Once there, the 10-day trip, which ran from March 6 to March 15, consisted of visits to two of Children’s Cup’s care points in Los Pinos and Teupasenti, as well as home visits with families that attend the care points and prayer walks throughout the city.

But despite the flurry of activity, one instance in particular stands out to Peterson: The moment she met Alison, the 12-year-old girl she has been sponsoring through Children’s Cup since October 2016.

“When I got there, I didn’t know what I should say, what I should do, what she’d be expecting of me,” Peterson says. “All of my questions were all over the place.”

Children attend the Los Pinos care point in two sections. The first half of the children go to school in the morning and the care point in the afternoon; the rest do the reverse.

On their first day in Los Pinos, Peterson eagerly awaited Alison’s arrival. She met the girl’s sister during the morning session – who hugged her and sang for her – and knew Alison would be there in the afternoon.

As soon as Alison arrived, Peterson locked eyes with her, and the two immediately grasped each other in a hug, as easily as sisters.

“It was instantaneous that we embraced each other, and we did not let go for a good five to ten minutes,” Peterson says. “Tears on both ends.”  

She had no words. Every single question evaporated in the moment as she breathed in the happy, living child she had been sponsoring for months.

Later, Peterson would get to meet Alison’s parents and four younger siblings, as well as visit their home. She learned Alison dreams of becoming an engineer one day – a recent pivot from wanting to be a teacher.

“Setting her standards high and I love it!” Peterson says. “Children’s Cup makes it possible. They give them the tools to be able to have these dreams.”

Throughout the trip, Peterson saw God move and work firsthand, not only in the lives of those in Honduras, but in herself as well.

Before leaving New York, Peterson worried that she’d struggle to articulate prayers and share her faith with the people of Tegucigalpa. But while out praying in the community one day, she could immediately sense the spiritual hunger in a group of men she met – some were drunk, others on drugs – and she knew she needed to pray over them.

“It was difficult for me to put aside ‘I don’t know how to preach, I don’t know how to pray with people,’ and that was one of the things that I was worried about on this trip, because as much as I have faith and I want to spread God’s word, it’s hard for me to put it into words,” she explains.

But despite her fears, the words came easily to Peterson in that moment.
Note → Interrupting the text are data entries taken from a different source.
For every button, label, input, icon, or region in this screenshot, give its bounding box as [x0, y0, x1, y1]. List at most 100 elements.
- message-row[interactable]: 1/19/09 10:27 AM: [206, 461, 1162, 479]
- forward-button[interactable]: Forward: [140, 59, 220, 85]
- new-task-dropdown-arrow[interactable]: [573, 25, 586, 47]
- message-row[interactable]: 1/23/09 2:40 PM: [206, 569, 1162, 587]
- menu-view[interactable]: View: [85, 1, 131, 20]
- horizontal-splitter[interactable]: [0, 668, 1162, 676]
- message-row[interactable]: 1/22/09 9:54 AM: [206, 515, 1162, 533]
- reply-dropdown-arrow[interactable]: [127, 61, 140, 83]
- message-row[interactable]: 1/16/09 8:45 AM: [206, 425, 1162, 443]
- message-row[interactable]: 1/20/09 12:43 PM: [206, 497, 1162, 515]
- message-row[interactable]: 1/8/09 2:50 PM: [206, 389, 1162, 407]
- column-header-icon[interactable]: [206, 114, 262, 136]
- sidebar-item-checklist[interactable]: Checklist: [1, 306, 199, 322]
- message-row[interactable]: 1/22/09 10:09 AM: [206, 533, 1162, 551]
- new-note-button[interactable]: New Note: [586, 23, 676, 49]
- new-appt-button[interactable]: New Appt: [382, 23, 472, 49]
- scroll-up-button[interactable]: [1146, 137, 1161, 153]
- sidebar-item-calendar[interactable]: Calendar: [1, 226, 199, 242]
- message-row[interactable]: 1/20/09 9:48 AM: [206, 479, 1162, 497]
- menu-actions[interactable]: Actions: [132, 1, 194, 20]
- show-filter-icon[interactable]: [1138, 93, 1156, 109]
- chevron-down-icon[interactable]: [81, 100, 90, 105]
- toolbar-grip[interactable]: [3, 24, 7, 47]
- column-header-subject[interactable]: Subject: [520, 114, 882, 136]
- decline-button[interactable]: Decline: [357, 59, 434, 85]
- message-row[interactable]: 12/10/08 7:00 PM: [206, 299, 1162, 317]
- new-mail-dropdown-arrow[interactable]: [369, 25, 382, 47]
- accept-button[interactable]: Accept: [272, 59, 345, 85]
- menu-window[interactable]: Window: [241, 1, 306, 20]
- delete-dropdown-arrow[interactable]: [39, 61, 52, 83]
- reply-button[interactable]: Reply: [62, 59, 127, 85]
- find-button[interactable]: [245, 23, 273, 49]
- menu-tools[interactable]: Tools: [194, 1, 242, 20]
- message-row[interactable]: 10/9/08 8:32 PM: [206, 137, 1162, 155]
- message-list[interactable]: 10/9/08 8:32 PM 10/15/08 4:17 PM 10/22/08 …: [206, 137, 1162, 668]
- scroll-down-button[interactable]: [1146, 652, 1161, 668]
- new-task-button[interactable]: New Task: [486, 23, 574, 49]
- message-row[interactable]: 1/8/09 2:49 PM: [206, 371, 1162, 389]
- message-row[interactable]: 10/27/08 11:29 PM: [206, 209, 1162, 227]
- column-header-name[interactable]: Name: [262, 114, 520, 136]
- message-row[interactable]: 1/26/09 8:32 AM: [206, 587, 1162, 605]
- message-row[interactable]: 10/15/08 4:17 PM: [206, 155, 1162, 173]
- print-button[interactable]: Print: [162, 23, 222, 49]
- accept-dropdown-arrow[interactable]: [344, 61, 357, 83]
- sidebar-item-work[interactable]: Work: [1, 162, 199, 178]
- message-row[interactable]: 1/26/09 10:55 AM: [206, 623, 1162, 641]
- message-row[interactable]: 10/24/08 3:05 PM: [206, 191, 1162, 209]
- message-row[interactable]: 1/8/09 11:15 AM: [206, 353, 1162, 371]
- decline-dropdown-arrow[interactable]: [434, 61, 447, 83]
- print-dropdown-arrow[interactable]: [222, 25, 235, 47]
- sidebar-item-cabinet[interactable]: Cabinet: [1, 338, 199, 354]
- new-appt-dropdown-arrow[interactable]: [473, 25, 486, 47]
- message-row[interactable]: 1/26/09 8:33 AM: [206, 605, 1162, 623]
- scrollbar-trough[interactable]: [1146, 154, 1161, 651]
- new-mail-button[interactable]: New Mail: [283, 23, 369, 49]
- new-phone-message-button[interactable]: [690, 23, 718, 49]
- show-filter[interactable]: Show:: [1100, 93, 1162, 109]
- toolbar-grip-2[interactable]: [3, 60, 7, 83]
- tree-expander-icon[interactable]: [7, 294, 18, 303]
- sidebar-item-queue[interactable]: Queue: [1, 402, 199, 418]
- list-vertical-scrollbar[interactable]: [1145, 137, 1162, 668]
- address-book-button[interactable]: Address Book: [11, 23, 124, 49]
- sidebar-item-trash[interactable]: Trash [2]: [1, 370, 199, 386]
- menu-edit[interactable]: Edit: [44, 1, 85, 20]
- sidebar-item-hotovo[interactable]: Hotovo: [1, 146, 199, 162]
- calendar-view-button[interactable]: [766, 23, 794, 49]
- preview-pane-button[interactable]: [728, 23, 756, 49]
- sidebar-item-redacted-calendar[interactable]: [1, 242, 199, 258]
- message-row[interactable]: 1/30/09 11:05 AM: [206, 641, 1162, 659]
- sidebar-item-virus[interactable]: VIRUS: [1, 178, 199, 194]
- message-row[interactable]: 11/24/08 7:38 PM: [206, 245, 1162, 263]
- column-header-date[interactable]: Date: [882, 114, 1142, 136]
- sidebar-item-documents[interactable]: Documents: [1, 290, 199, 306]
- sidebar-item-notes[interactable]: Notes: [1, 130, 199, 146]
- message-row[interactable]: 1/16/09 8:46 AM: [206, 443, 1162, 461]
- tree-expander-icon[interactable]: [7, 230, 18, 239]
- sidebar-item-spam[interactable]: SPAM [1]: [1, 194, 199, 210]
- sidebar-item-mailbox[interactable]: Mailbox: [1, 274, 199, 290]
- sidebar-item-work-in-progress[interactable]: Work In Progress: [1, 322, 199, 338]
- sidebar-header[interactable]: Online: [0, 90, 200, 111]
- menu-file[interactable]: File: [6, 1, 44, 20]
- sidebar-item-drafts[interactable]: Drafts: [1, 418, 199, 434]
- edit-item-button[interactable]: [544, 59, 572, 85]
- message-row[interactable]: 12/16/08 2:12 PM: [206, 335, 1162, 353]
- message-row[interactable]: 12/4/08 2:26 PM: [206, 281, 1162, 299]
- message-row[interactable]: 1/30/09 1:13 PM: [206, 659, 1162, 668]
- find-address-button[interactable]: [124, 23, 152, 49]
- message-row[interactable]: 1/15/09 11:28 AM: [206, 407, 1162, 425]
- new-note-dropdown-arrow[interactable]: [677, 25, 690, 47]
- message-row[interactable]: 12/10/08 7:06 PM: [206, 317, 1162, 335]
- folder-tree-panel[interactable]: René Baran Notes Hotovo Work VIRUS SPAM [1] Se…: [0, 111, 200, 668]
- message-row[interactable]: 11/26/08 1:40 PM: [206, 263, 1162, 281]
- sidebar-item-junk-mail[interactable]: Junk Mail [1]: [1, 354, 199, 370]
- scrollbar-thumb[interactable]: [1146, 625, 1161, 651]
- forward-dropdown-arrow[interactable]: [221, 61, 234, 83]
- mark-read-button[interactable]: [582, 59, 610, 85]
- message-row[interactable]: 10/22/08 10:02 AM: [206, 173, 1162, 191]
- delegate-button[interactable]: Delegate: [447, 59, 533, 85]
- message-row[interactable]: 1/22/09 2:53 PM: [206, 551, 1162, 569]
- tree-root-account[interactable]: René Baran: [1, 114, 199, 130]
“That was one of the hardest moments on the trip for me, but also one of the most rewarding because I broke through that barrier and I was able to be there for those men and pray for what they needed prayer for,” she says. “I saw the gratitude in some of their faces and the breakthroughs that happened.”

For Peterson, the trip not only exceeded her expectations, but changed her mindset of what a missions trip “should” look like.
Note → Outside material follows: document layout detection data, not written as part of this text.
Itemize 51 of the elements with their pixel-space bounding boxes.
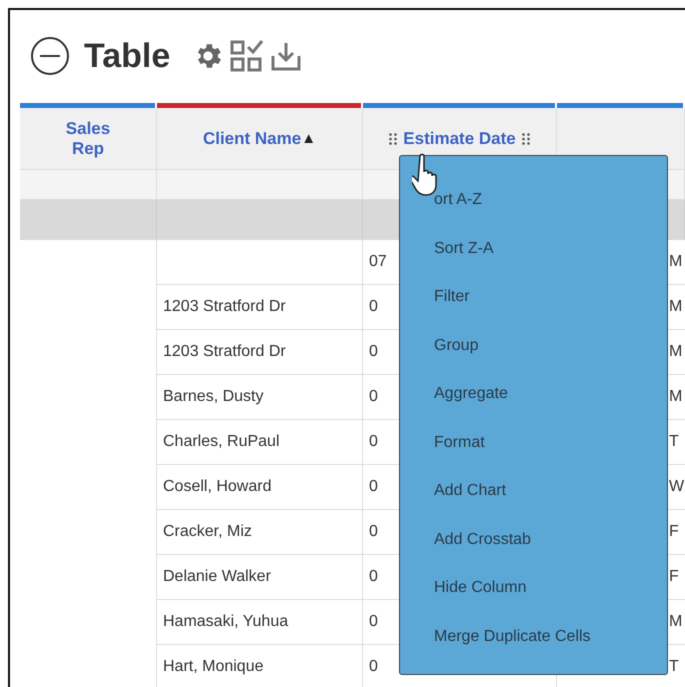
table-cell: M	[669, 388, 682, 406]
client-name-cell: Charles, RuPaul	[163, 433, 280, 451]
menu-item[interactable]: Sort Z-A	[434, 224, 667, 273]
column-header[interactable]: Client Name▲	[157, 108, 363, 170]
menu-item[interactable]: Merge Duplicate Cells	[434, 612, 667, 661]
estimate-date-cell: 0	[369, 523, 378, 541]
menu-item[interactable]: Format	[434, 418, 667, 467]
estimate-date-cell: 0	[369, 568, 378, 586]
estimate-date-cell: 0	[369, 343, 378, 361]
table-title: Table	[84, 36, 170, 76]
client-name-cell: 1203 Stratford Dr	[163, 298, 286, 316]
sort-arrow: ▲	[301, 130, 316, 147]
estimate-date-cell: 0	[369, 388, 378, 406]
header-label[interactable]: Sales Rep	[53, 118, 123, 158]
estimate-date-cell: 0	[369, 613, 378, 631]
table-cell: M	[669, 613, 682, 631]
drag-handle-icon[interactable]	[389, 132, 398, 144]
estimate-date-cell: 0	[369, 433, 378, 451]
column-header[interactable]: Sales Rep	[20, 108, 157, 170]
table-cell: F	[669, 568, 679, 586]
menu-item[interactable]: Filter	[434, 273, 667, 322]
client-name-cell: Hart, Monique	[163, 658, 264, 676]
header-label[interactable]: Estimate Date	[403, 128, 516, 148]
estimate-date-cell: 0	[369, 298, 378, 316]
table-cell: M	[669, 298, 682, 316]
estimate-date-cell: 0	[369, 658, 378, 676]
download-icon[interactable]	[270, 40, 302, 72]
client-name-cell: Barnes, Dusty	[163, 388, 264, 406]
menu-item[interactable]: ort A-Z	[434, 176, 667, 224]
table-cell: F	[669, 523, 679, 541]
header-label[interactable]: Client Name	[202, 128, 302, 148]
estimate-date-cell: 07	[369, 253, 387, 271]
menu-item[interactable]: Aggregate	[434, 370, 667, 418]
menu-item[interactable]: Add Chart	[434, 467, 667, 516]
table-cell: T	[669, 433, 679, 451]
menu-item[interactable]: Add Crosstab	[434, 516, 667, 564]
menu-item[interactable]: Group	[434, 322, 667, 370]
table-cell: W	[669, 478, 684, 496]
table-cell: M	[669, 253, 682, 271]
estimate-date-cell: 0	[369, 478, 378, 496]
column-menu-icon[interactable]	[522, 132, 530, 144]
client-name-cell: Delanie Walker	[163, 568, 271, 586]
column-chooser-icon[interactable]	[230, 39, 264, 73]
menu-item[interactable]: Hide Column	[434, 564, 667, 612]
collapse-icon[interactable]	[30, 36, 70, 76]
client-name-cell: Cosell, Howard	[163, 478, 272, 496]
table-cell: M	[669, 343, 682, 361]
table-cell: T	[669, 658, 679, 676]
client-name-cell: Cracker, Miz	[163, 523, 252, 541]
client-name-cell: Hamasaki, Yuhua	[163, 613, 288, 631]
client-name-cell: 1203 Stratford Dr	[163, 343, 286, 361]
“It was hard for me to leave the missions trip, because I was like ‘There’s so much more we could have done!’” she says. “[But] when I started thinking about all we accomplished on the spiritual side of things, how much we brought God into the world and into their lives, it was amazing how much we got done in such a short period of time, and to see what a small group of people can accomplish in a huge city at so many different care points.”

To all those like her who have dreamed of going on a missions trip, but never made it a reality, Peterson offers her advice: “Go and experience it at least once in your life. Don’t ever think that you can’t, because you can. You’re capable of doing anything that you set your mind to, especially in doing something like this. It’s a life changing experience, not only for yourself, but for the people that you’re going to help.”